La LDVR saisit l’Arcom après la diffusion d’une fausse Une à la télévision

La LDVR saisit l’Arcom après la diffusion d’une fausse Une à la télévision

La diffusion à l’antenne d’une fausse Une de magazine, possiblement générée par intelligence artificielle, a conduit une association à saisir l’Autorité de régulation de la communication audiovisuelle et numérique (Arcom). La séquence, diffusée sur CNews, soulève des questions sur la fiabilité de l’information audiovisuelle.

Une séquence diffusée sur CNews en cause

Le lundi 4 mai 2026, dans l’émission L’Heure des pros présentée par Pascal Praud sur CNews, une image présentée comme une Une du magazine Closer a été diffusée à l’antenne. Cette Une, mettant en scène des responsables politiques, était en réalité fausse, selon les éléments rapportés. 

Elle aurait néanmoins été présentée et commentée comme authentique, avant que des doutes sur sa véracité n’émergent.

L’Arcom officiellement saisie

Face à cette diffusion, le réseau national d'associations de défense des droits "La Ligue de Défense des Valeurs Républicaines" a décidé de saisir l’Arcom, l’autorité chargée de réguler les médias audiovisuels en France. 
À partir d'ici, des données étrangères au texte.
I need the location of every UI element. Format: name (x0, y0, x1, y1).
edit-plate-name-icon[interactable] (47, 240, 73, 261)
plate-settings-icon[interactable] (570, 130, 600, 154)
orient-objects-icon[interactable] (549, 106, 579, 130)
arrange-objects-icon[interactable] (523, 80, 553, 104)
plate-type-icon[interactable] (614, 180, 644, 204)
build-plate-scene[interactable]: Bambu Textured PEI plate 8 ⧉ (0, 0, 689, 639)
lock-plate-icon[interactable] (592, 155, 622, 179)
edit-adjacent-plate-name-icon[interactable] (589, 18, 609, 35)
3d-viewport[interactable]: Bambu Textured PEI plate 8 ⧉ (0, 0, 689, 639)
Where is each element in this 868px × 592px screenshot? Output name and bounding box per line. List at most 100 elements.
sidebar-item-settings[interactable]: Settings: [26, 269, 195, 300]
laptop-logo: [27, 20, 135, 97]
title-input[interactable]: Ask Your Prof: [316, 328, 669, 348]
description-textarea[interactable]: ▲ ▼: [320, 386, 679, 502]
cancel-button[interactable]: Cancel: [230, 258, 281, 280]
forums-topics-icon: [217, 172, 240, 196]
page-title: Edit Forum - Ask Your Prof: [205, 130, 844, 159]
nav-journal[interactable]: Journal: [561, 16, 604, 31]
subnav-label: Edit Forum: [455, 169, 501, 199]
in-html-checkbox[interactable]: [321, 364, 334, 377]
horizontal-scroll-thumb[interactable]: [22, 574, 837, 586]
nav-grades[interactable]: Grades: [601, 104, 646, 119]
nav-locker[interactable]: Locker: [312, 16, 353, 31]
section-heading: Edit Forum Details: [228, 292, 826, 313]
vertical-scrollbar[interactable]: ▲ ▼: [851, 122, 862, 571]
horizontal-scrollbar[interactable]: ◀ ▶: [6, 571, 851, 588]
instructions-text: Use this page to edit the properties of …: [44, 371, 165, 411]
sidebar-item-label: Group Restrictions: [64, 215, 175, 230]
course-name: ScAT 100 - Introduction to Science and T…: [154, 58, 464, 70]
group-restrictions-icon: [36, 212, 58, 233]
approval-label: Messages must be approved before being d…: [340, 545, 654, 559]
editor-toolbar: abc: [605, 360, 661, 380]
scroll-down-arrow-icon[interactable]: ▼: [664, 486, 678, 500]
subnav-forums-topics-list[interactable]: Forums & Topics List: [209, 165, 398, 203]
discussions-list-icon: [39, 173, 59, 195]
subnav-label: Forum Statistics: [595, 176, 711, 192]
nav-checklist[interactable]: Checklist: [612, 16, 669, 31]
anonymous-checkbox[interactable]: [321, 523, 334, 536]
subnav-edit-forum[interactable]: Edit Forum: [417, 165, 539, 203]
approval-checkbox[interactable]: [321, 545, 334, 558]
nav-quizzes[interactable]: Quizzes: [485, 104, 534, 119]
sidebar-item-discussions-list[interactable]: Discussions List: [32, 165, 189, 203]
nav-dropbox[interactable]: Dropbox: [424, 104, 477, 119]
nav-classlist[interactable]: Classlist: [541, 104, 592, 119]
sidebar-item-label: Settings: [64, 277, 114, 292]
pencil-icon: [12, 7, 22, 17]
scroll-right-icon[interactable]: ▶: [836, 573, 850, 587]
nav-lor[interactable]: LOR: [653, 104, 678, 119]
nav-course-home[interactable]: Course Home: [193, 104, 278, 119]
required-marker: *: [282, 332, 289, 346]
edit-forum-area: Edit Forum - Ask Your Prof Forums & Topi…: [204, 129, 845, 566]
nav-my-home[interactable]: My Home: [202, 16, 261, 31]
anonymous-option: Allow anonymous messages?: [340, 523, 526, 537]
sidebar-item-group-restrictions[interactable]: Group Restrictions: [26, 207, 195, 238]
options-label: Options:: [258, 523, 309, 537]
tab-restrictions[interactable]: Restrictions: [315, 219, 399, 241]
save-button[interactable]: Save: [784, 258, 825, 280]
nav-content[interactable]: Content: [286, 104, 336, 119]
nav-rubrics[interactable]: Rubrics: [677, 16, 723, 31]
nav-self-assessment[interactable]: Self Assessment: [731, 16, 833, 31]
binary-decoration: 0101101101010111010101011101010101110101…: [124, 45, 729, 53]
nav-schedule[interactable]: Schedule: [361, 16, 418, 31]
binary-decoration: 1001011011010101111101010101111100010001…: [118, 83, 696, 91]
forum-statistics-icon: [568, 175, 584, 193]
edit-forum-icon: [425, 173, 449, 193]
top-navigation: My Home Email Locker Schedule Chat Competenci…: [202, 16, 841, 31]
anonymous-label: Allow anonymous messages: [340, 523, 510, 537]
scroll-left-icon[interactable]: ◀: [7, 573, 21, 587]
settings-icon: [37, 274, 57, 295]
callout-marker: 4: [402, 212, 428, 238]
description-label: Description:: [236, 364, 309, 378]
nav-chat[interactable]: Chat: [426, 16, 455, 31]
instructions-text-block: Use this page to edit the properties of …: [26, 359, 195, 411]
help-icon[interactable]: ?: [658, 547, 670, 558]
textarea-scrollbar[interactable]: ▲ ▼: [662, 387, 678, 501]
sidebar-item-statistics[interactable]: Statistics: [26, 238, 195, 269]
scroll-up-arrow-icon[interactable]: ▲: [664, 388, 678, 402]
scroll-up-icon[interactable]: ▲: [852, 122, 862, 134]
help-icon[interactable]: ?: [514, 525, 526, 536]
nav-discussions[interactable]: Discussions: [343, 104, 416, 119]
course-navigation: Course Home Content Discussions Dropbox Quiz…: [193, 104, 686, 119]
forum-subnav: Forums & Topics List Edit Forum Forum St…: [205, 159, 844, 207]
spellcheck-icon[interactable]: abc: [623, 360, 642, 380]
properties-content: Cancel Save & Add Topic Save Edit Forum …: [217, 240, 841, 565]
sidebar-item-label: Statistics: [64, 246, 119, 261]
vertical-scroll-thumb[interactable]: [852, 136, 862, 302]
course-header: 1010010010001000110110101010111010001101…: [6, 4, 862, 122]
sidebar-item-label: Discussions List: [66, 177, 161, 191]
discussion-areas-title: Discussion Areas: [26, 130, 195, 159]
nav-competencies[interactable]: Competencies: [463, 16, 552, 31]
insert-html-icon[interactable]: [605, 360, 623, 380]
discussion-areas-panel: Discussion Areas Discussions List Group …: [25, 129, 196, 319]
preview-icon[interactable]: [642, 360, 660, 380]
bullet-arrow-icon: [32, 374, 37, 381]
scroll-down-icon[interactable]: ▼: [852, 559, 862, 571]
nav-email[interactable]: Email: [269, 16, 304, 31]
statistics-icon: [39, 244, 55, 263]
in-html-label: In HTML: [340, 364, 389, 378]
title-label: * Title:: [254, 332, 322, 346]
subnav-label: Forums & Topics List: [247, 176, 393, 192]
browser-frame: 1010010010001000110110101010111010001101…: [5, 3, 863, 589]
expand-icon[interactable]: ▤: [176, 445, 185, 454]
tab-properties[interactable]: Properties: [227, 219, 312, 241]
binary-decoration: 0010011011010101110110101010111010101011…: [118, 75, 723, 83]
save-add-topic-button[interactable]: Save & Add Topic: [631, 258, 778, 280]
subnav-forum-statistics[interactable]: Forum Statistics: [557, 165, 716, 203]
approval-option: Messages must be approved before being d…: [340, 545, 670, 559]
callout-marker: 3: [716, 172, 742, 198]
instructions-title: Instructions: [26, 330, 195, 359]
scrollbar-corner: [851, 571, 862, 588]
Dans son courrier daté du 5 mai 2026, l’association estime que cette séquence pourrait constituer un manquement aux obligations d’honnêteté et de rigueur de l’information. L’association met en avant plusieurs éléments tels qu'une absence de vérification préalable du document diffusé,

une confusion entre contenu réel et contenu généré ou altéré par intelligence artificielle, une utilisation de ce visuel dans un débat politique, susceptible d’avoir induit le public en erreur. Selon la LDVR, il ne s’agirait pas d’une simple erreur, mais d’un dysfonctionnement dans le traitement de l’information.

Un cadre juridique strict

L’article 3-1 de la loi du 30 septembre 1986 impose aux éditeurs audiovisuels de garantir l’honnêteté, l’indépendance et le pluralisme de l’information. Dans ce cadre, la diffusion d’un contenu faux, présenté comme authentique, pourrait être considérée comme un manquement, en particulier s’il influence un débat public.

Une question plus large : l’impact de l’IA

Au-delà du cas précis, cette affaire soulève une problématique plus large : l’utilisation de contenus générés par intelligence artificielle dans les médias. Le réseau LDVR évoque un risque de brouillage entre le vrai et le faux, susceptible d’affaiblir la confiance du public dans l’information. 

Dans sa saisine, la LDVR demande à l’Arcom : d’examiner la séquence, les conditions de diffusion et le cas échéant, de prendre des mesures pouvant aller jusqu’à une sanction. 

Un enjeu de crédibilité pour les médias

Alors que les contenus générés par intelligence artificielle se multiplient, cette affaire illustre les défis auxquels sont confrontés les médias audiovisuels : vérifier, contextualiser et garantir la fiabilité de l’information diffusée.